Some TVM readers may be familiar with DARPA’s HI-MEMS (Hybrid Insect Micro Electromechanical Systems) project, an effort in the last five years or so to put a chip on an insect in order to fly it around by remote control. On the right (Cyborg Insects) is an early press release hosted by New Scientist magazine. These efforts have seen remarkable success with untethered flight and even the ability to extract electricity from glucose in the insect’s blood. In addition to weaponizing living bugs, the Air Force has established a mini-drone program it calls the uAVIARI (Micro Air Vehicle Integration and Application Institute). See the press release to the right (Air Force Nanodrone). The Army has its MAST (Micro Autonomous Systems and Technology) program represented by the video press release from weapons contractor BAE Systems (Army’s Mini-Drone Swarm). This kind of research progresses along two tracks: weaponizing existing life forms and using “nature as inspiration” for new robotic weapons systems.
For me, the discourse, rather than the research, is the most fascinating aspect of these projects, however. Relatively speaking, these are rather modest projects, but they have seen a tremendous amount of public attention, mainly from popular sciences magazines. As a I want to excerpt a representative bit from an early National Geographic Explorer episode aired called “Nature’s Secret Weapons.” This was aired in 2002 during which the programs described above were in incubation.

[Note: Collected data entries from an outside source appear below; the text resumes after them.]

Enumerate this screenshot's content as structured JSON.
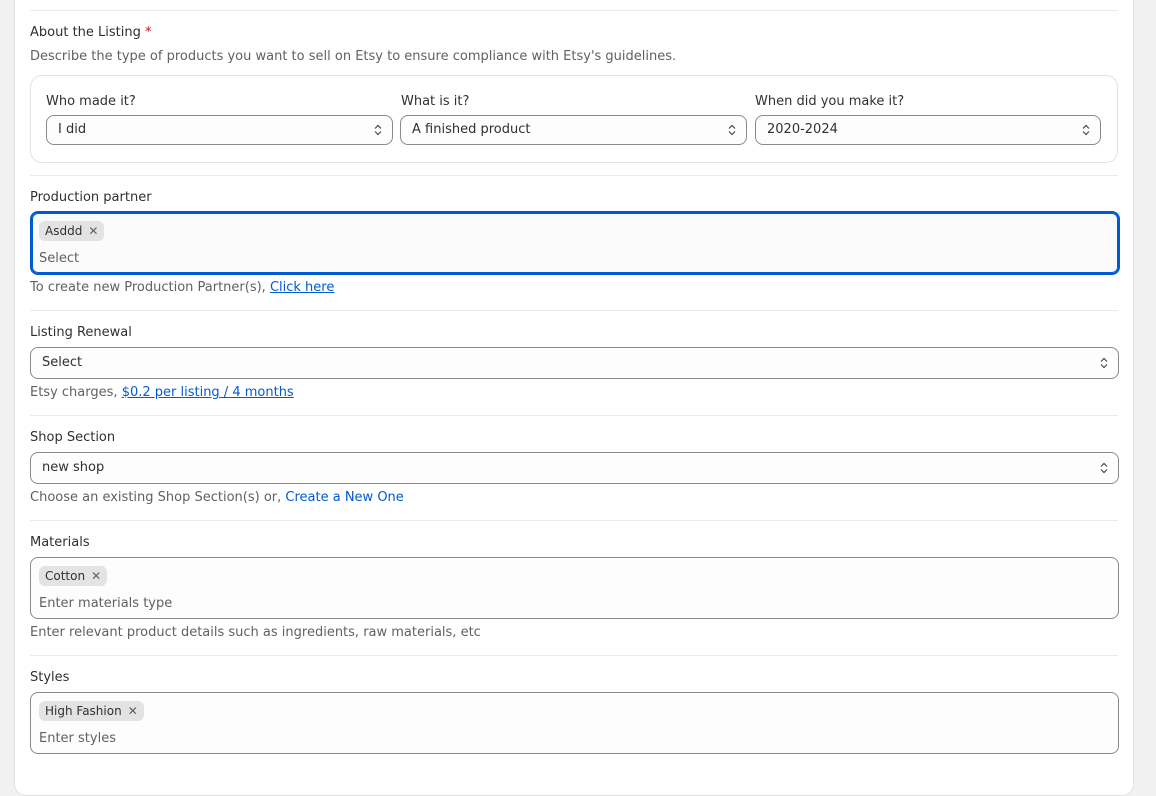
{
  "about": {
    "title": "About the Listing",
    "required_mark": "*",
    "description": "Describe the type of products you want to sell on Etsy to ensure compliance with Etsy's guidelines.",
    "who_made": {
      "label": "Who made it?",
      "value": "I did"
    },
    "what_is": {
      "label": "What is it?",
      "value": "A finished product"
    },
    "when_made": {
      "label": "When did you make it?",
      "value": "2020-2024"
    }
  },
  "production_partner": {
    "label": "Production partner",
    "tags": [
      "Asddd"
    ],
    "placeholder": "Select",
    "help_prefix": "To create new Production Partner(s),",
    "help_link": "Click here"
  },
  "listing_renewal": {
    "label": "Listing Renewal",
    "value": "Select",
    "help_prefix": "Etsy charges,",
    "help_link": "$0.2 per listing / 4 months"
  },
  "shop_section": {
    "label": "Shop Section",
    "value": "new shop",
    "help_prefix": "Choose an existing Shop Section(s) or,",
    "help_link": "Create a New One"
  },
  "materials": {
    "label": "Materials",
    "tags": [
      "Cotton"
    ],
    "placeholder": "Enter materials type",
    "help": "Enter relevant product details such as ingredients, raw materials, etc"
  },
  "styles": {
    "label": "Styles",
    "tags": [
      "High Fashion"
    ],
    "placeholder": "Enter styles"
  },
  "icons": {
    "select_chevron": "chevron-up-down-icon",
    "tag_remove": "close-icon"
  },
  "colors": {
    "accent": "#005bd3",
    "required": "#c70a24",
    "border": "#8a8a8a"
  }
}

A kind of arms race has raged over the earth for millions of years. And from these titanic struggles have emerged superb fighting machines. They are the lords of the air, specialists in all-terrain combat, and armed with uncanny senses to detect and kill. Today, we find ourselves looking to nature’s armies for inspiration. For in these troubling times, we face a different kind of threat, from an enemy lurking not just on the battlefield, but in our own backyards. A revolution in technology is changing the way we wage war in the 21st Century, and it’s based on nature’s secret weapons.

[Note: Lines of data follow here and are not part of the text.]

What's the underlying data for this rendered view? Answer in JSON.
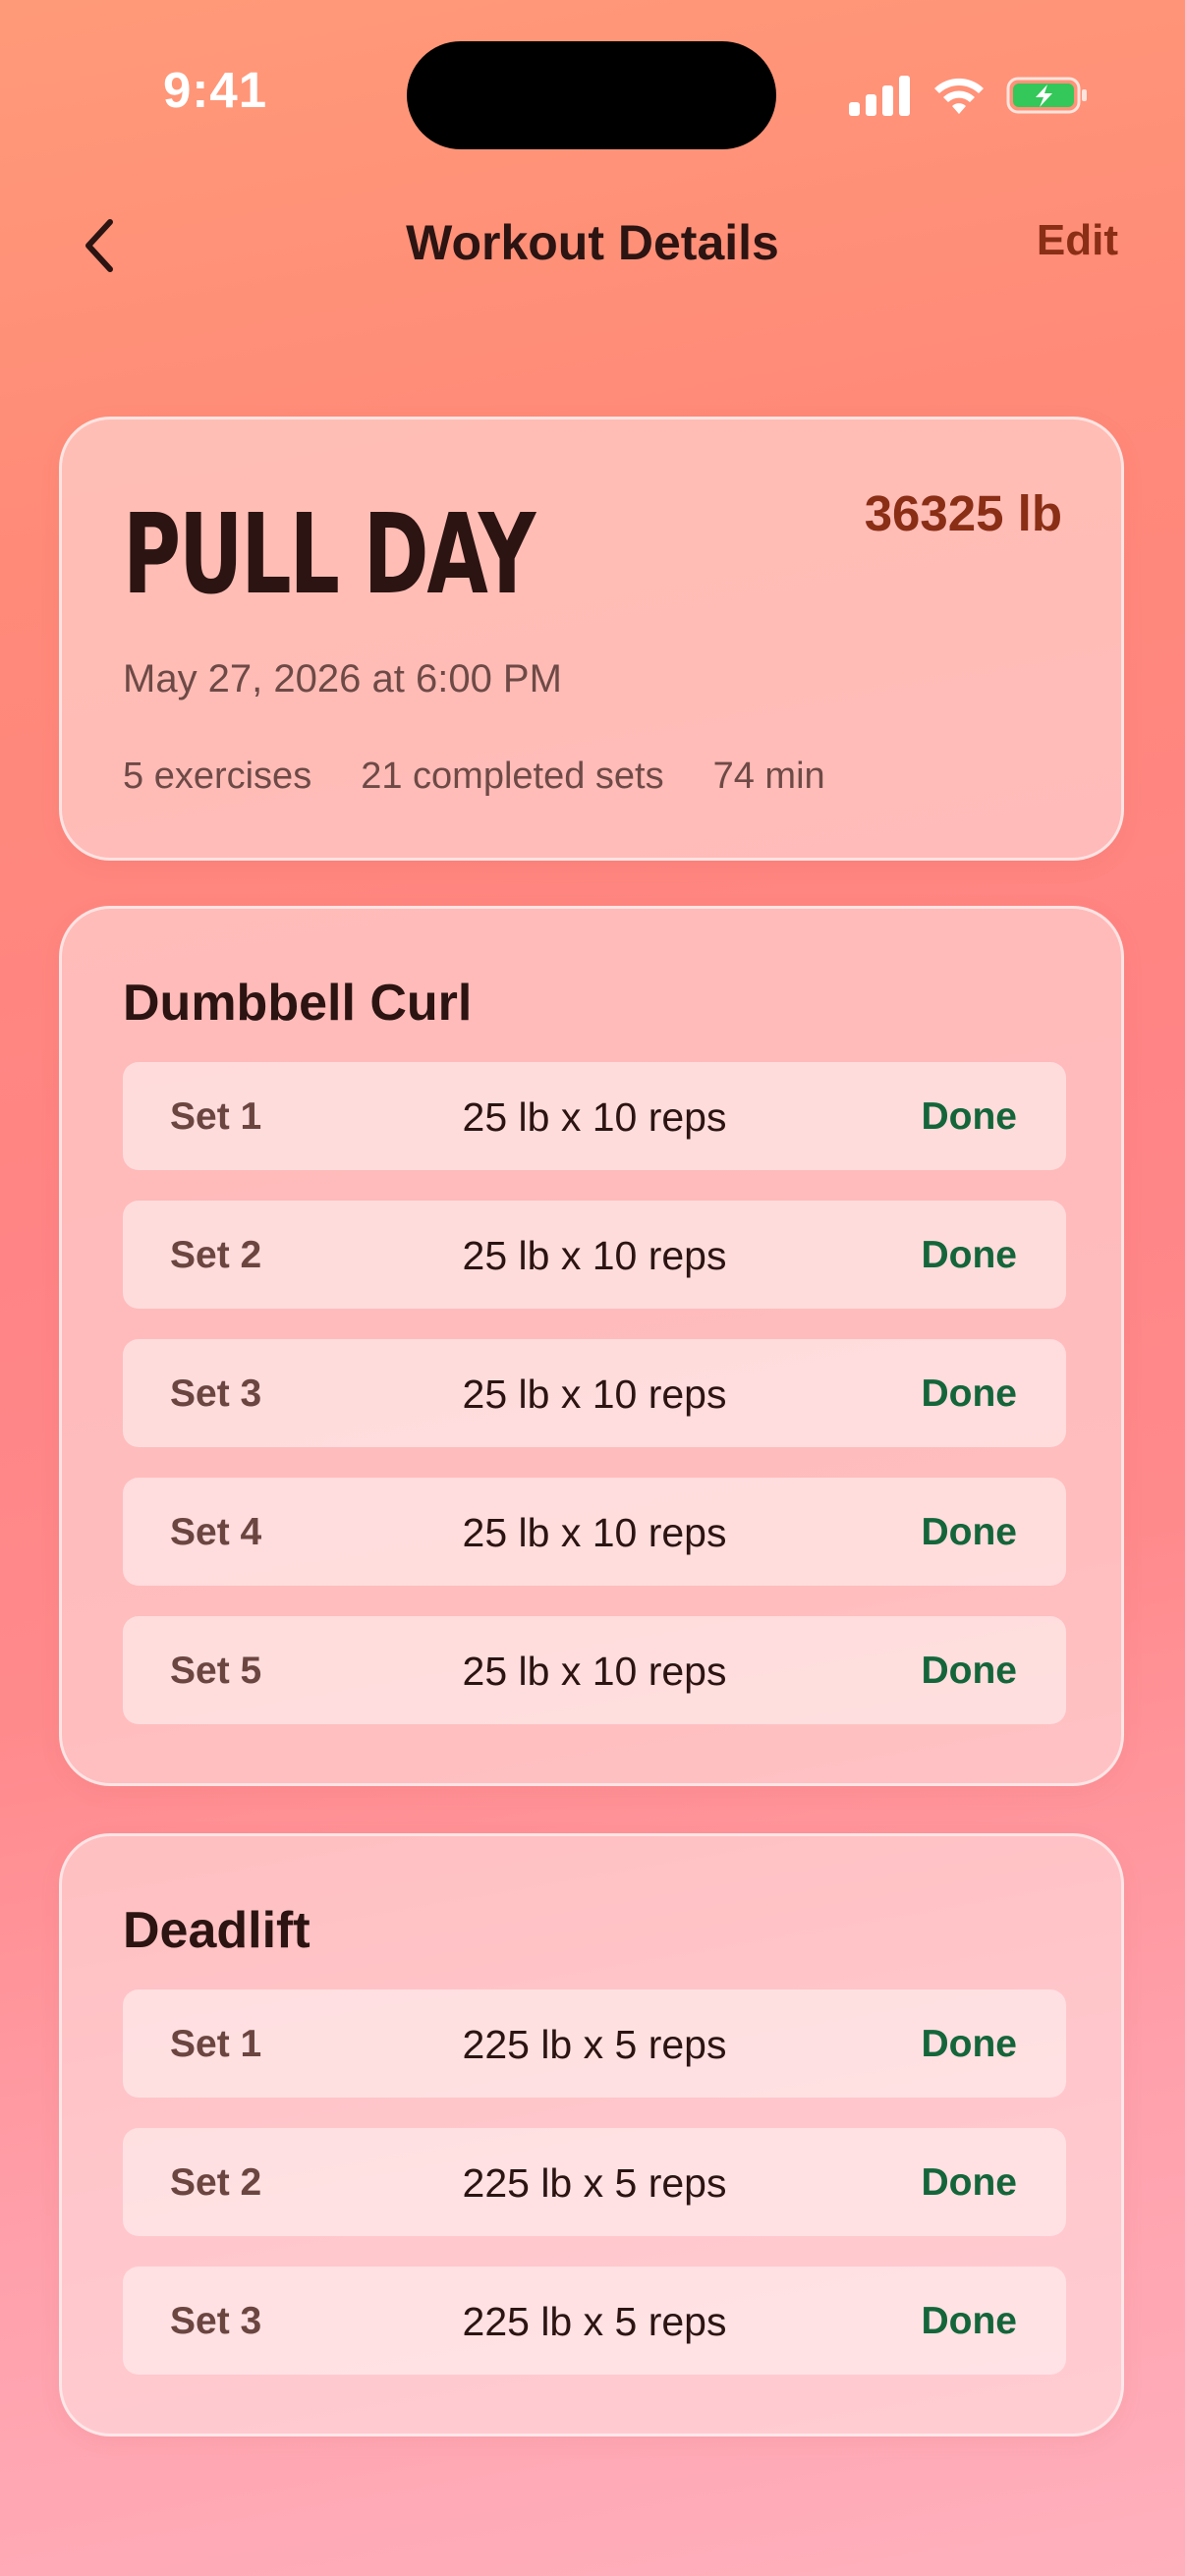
{
  "status_bar": {
    "time": "9:41"
  },
  "nav": {
    "title": "Workout Details",
    "edit_label": "Edit",
    "back_icon": "chevron-left-icon"
  },
  "summary": {
    "title": "PULL DAY",
    "total_volume": "36325 lb",
    "date": "May 27, 2026 at 6:00 PM",
    "stats": [
      "5 exercises",
      "21 completed sets",
      "74 min"
    ]
  },
  "exercises": [
    {
      "name": "Dumbbell Curl",
      "sets": [
        {
          "label": "Set 1",
          "detail": "25 lb x 10 reps",
          "status": "Done"
        },
        {
          "label": "Set 2",
          "detail": "25 lb x 10 reps",
          "status": "Done"
        },
        {
          "label": "Set 3",
          "detail": "25 lb x 10 reps",
          "status": "Done"
        },
        {
          "label": "Set 4",
          "detail": "25 lb x 10 reps",
          "status": "Done"
        },
        {
          "label": "Set 5",
          "detail": "25 lb x 10 reps",
          "status": "Done"
        }
      ]
    },
    {
      "name": "Deadlift",
      "sets": [
        {
          "label": "Set 1",
          "detail": "225 lb x 5 reps",
          "status": "Done"
        },
        {
          "label": "Set 2",
          "detail": "225 lb x 5 reps",
          "status": "Done"
        },
        {
          "label": "Set 3",
          "detail": "225 lb x 5 reps",
          "status": "Done"
        }
      ]
    }
  ],
  "colors": {
    "accent": "#8a2e16",
    "done": "#14653a",
    "battery_fill": "#34c759"
  }
}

Such treatments appeared in outlets from Wired magazine to Popular Science and Fox News. To really understand the narratives underpinning these reports, however, one must examine the images of future warfare that have been cultivated in popular culture and, in particular, sci-fi. The initial inspiration for the HI-MEMS project came, incidentally, from a sci-fi book by Thomas Easton called Sparrowhawk, and these ideas seem to have established a feedback loop between the arms industry and public notions of future war. The reference points are too numerous to recount here, but one might say that biomimetic weapons really took hold in the late 1990s as an image in films like The Matrix, Johnny Mnemonic, Lost in Space, and The Avengers. In the early 2000s, Minority Report‘s spiderbots became an icon that would show up later in the videogame Call of Duty: Black Ops 2 in 2012. Transformers: Revenge of the Fallen even introduced a bug-sized sentinel that hunts the protagonist. By the time we get to the late 2000s, we encounter Avatar, a film about the marshaling of an entire ecosystem to defeat a rather outdated machine-based military. And don’t forget the Jerry Bruckheimer kids film, G-Force, that featured weaponized guinea pigs and a cyborg fly called “Mooch” commandeered by the military to go on missions. The creators of G-Force, incidentally, talked openly about taking inspiration from the HI-MEMS project, which by this time had become an object of public interest.

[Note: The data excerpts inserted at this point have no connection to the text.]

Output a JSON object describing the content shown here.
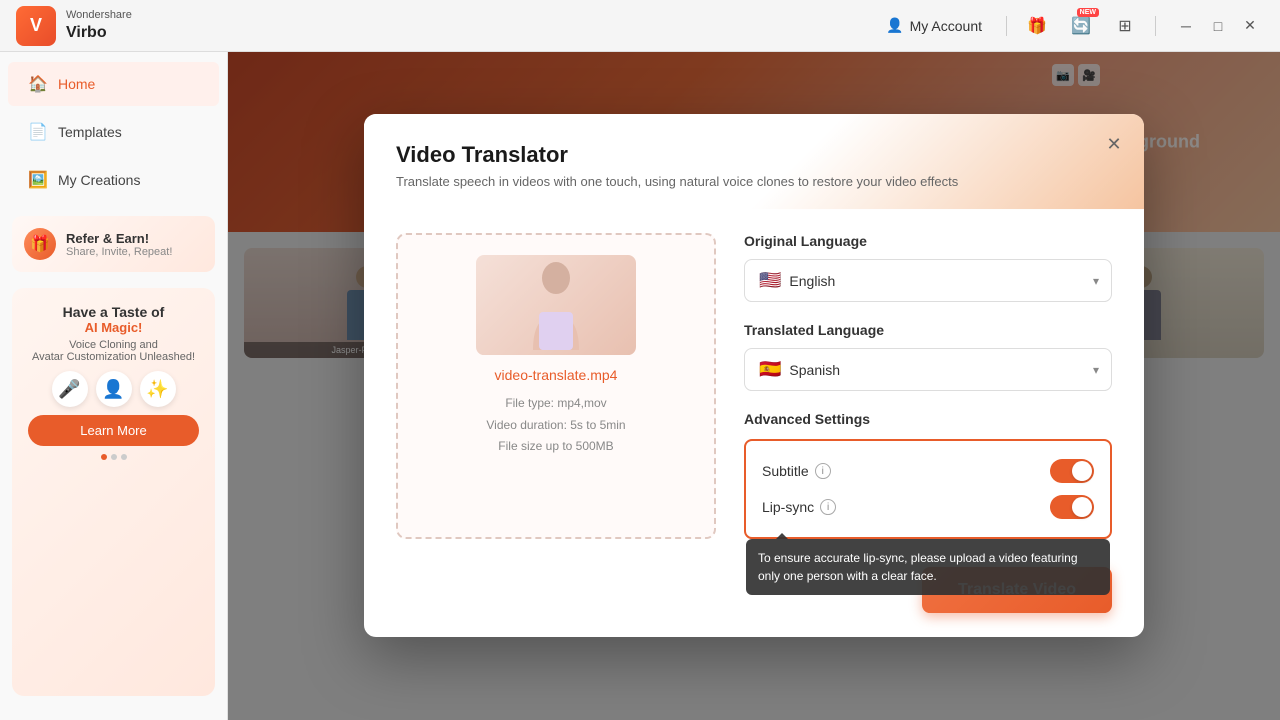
{
  "app": {
    "wonder_label": "Wondershare",
    "virbo_label": "Virbo"
  },
  "titlebar": {
    "my_account": "My Account",
    "new_badge": "NEW",
    "icons": [
      "gift-icon",
      "history-icon",
      "grid-icon",
      "minimize-icon",
      "maximize-icon",
      "close-icon"
    ]
  },
  "sidebar": {
    "home_label": "Home",
    "templates_label": "Templates",
    "my_creations_label": "My Creations"
  },
  "refer": {
    "title": "Refer & Earn!",
    "subtitle": "Share, Invite, Repeat!"
  },
  "promo": {
    "title": "Have a Taste of",
    "title2": "AI Magic!",
    "desc": "Voice Cloning and\nAvatar Customization Unleashed!",
    "learn_more": "Learn More"
  },
  "bg_content": {
    "transparent_bg": "Transparent Background"
  },
  "avatars": [
    {
      "label": "Jasper-Promotion"
    },
    {
      "label": ""
    },
    {
      "label": ""
    },
    {
      "label": ""
    }
  ],
  "modal": {
    "title": "Video Translator",
    "subtitle": "Translate speech in videos with one touch, using natural voice clones to restore your video effects",
    "upload": {
      "filename": "video-translate.mp4",
      "file_type": "File type: mp4,mov",
      "duration": "Video duration: 5s to 5min",
      "size": "File size up to  500MB"
    },
    "original_language_label": "Original Language",
    "original_language_value": "English",
    "original_language_flag": "🇺🇸",
    "translated_language_label": "Translated Language",
    "translated_language_value": "Spanish",
    "translated_language_flag": "🇪🇸",
    "advanced_label": "Advanced Settings",
    "subtitle_toggle_label": "Subtitle",
    "lipsync_toggle_label": "Lip-sync",
    "tooltip": "To ensure accurate lip-sync, please upload a\nvideo featuring only one person with a clear face.",
    "translate_btn": "Translate Video"
  }
}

Of course, biological metaphors have been a part of war/security discourse for a while. Consider the fact that “drone” came from a WWII experiment in unmanned flight that relied on a control center called the “Queen Bee.” Surveillance, especially during the Cold War, has been rife with “bugs” and “flies on the wall.” In the post-9/11 period, however, the biological has edged toward the center as ultimate object of military power. War has gone ecological. Here, terrorism fuses with the natural disaster, Homeland Security responds to disease outbreak and domestic bombing alike, and the specter of biological weapons haunts the public imagination. In such a discursive environment, the contest we call “war” has effectively been mapped onto the biosphere as a permanent and ubiquitous condition determined less by the policing of national boundaries than policing life systems. The upshot is that this discourse of war normalizes an increasingly invasive security apparatus.